И дело не в расстоянии, хоть оно тоже вещь немаловажная (с такими–то ногами!), и даже не в том, что переулок пустынен — это ему как раз нравилось; совсем недавно проложен, ни фонарей, ни издержек цивилизации, слева три домика, почти крестьянские, а справа изгородь, тоже как в. деревне, и торчит на шесте табличка, выцветшая от времени и дождей: «Участок продается».

Он жил в третьем домике.
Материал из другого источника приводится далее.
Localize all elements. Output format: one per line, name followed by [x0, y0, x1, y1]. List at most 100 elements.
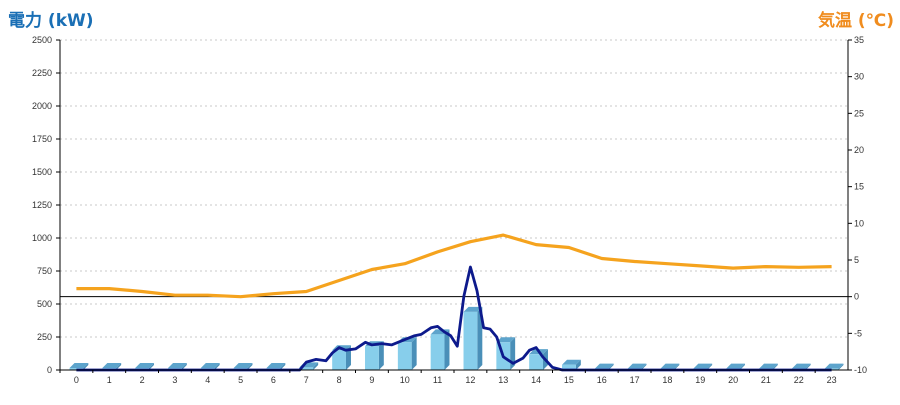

Четыре Комнаты в нижнем этаже, полутемные, со ржавыми решетками на окнах и, кроме решеток, еще проволочные сетки, чтобы уберечь стекла от метких камней окрестных сорванцов; а на верхнем этаже три спальни и терраска — любимейшее его место в сухую погоду — с видом на сады.

Нет, в неистовую ярость приводило его другое — тревожные заботы, которыми сразу по возвращении домой начинали донимать его жена и дочери — бестолковая курица и два пискливых цыпленка, следовавшие за ней по пятам: мечутся туда, сюда, за домашними туфлями, за стаканом молока с яичным желтком; одна уже присела на корточки, чтобы расшнуровать ему башмаки, другая вопрошает жалобным голосом, не попал ли он под дождь, не вспотел ли (в зависимости от времени года), словно сами не видят, что он пришел домой без зонтика и вымок — хоть выжимай, или что в августовский полдень у него рубашка прилипла к телу, а лицо бледнее воска — так он вспотел.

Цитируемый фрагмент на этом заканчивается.